Ben, hücrelerden geliyorum. Ben mahpushaneden, işkencehaneden geliyorum. Tıpkı Muhsin Başkan gibi işkence gördük. Yıllarca 'Bizi dövmez' dediğimiz ordudan, polisten dayak yedik. Sıkıyönetim mahkemelerinde adaletsizlik, keyfilik gördüm. Ama küsmedik. Şimdi dayısı olanı, FETÖ'cü olsa ne yazar, PKK'lı olsa ne yazar, bırakıveriyorlar. Türkiye'nin temel anahtarı adalettir. Adalet varsa huzur, üretim, gelecek var. 130 yıldır Türkiye'de liyakat kurumu yok. Mülakat koymuşlar, önce bir yazılı yapıyorlar, 98 puan alıyor hakim, savcı olmak için, mülakata gidiyor eleniyor. Niye? Dayısı yok. Dayısı olan işi götürüyor. Mülakat, sadakat yerine liyakati getireceğiz.

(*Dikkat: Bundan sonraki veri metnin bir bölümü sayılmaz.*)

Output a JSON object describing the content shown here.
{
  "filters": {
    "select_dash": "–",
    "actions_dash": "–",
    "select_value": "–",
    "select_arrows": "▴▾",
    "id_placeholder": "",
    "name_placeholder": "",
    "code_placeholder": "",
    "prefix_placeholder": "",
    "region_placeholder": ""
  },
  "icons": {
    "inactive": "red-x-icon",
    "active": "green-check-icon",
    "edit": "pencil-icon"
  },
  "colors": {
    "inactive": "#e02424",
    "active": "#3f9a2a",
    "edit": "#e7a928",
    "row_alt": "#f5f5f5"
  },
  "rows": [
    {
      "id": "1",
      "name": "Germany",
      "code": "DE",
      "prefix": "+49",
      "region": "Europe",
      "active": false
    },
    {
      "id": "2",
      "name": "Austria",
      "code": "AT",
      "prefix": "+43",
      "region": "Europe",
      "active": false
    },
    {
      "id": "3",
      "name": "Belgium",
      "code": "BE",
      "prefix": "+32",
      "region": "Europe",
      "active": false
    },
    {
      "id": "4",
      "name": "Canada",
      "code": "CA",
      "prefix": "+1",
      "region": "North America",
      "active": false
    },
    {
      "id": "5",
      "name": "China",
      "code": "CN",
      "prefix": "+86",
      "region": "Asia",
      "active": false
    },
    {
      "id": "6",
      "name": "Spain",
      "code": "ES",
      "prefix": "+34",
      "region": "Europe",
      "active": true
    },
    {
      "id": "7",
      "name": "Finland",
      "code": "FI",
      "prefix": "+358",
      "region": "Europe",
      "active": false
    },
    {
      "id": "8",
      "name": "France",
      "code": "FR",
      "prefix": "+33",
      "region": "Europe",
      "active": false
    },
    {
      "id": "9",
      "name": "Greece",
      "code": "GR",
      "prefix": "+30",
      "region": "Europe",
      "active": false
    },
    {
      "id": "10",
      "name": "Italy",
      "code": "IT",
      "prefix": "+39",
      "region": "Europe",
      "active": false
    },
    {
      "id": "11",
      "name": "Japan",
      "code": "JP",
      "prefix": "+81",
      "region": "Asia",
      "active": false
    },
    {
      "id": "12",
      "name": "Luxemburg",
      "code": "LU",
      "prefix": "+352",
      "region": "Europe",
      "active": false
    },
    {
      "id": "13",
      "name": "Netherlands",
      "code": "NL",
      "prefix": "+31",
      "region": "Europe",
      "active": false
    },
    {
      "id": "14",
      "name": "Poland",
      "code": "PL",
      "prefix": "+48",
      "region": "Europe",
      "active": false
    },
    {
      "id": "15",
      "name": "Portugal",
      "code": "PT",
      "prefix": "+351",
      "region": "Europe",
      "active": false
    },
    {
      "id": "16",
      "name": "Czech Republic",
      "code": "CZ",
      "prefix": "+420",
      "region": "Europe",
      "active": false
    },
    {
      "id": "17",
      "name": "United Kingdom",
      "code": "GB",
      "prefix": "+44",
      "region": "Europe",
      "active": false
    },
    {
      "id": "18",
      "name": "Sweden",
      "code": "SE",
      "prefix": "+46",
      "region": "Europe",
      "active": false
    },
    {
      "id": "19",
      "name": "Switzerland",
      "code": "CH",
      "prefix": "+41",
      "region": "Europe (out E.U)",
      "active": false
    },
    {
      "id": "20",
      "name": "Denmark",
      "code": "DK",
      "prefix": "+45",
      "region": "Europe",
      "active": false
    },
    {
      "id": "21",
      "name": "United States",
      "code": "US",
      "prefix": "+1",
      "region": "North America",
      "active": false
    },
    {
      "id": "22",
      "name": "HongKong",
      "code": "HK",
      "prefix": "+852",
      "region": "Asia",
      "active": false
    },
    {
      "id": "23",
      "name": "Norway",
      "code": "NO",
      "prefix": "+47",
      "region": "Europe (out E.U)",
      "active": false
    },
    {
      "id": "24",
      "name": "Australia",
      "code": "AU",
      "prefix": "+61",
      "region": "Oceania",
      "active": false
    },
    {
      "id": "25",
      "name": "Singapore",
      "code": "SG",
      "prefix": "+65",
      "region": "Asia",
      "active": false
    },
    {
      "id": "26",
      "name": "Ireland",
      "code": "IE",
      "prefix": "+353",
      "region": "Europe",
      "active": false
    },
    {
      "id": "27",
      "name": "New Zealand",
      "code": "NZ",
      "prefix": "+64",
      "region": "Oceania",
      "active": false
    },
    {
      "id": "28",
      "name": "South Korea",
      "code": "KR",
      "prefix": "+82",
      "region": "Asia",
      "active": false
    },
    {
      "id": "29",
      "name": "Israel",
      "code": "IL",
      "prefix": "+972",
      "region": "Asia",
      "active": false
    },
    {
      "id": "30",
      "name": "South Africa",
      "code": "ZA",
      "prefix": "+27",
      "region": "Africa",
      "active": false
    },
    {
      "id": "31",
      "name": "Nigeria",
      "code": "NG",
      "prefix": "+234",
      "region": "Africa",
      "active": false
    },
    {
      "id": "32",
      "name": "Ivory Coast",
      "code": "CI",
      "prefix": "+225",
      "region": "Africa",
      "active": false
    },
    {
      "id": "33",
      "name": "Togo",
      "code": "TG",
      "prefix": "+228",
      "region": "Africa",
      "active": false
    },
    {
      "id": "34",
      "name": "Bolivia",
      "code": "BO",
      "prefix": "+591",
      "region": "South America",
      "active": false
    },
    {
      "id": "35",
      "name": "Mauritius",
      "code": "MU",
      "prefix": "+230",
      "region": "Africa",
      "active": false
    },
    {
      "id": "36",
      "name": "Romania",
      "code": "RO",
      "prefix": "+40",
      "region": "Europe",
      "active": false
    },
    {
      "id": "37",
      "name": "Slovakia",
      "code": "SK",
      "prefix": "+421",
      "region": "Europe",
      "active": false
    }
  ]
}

"ADAM 'BEN ÇANKAYA'DA OTURMAM' DEDİ, 'SUBAYEVLERİ'NDE HALKIN ARASINDA OTURACAĞIM' DEDİ, SONRA MİLLETİN PARASIYLA KENDİ SARAYINI OLUŞTURDU"
Yıllar yılı Türkiye, borçlanarak hayatına devam ediyor. Vatandaşların yüzde 50'si borçlu. Bunun 5 milyonu da hacizle, mahkemelerle muhatap oluyor. Hani 20 bin dolar olacaktı milli gelir, 10 büyük ekonominin içine girecektik? Alım gücü; vatandaşın evi yanıyor, mutfağı yanıyor, kendileri bir elleri yağda, bir elleri balda. Kendi zengin sınıfını oluşturdular. Adam, 'Ben Çankaya'da oturmam' dedi, 'Subayevleri'nde halkın arasında oturacağım' dedi, sonra milletin parasıyla kendi sarayını oluşturdu. Böyle geldi, böyle gitmeyecek.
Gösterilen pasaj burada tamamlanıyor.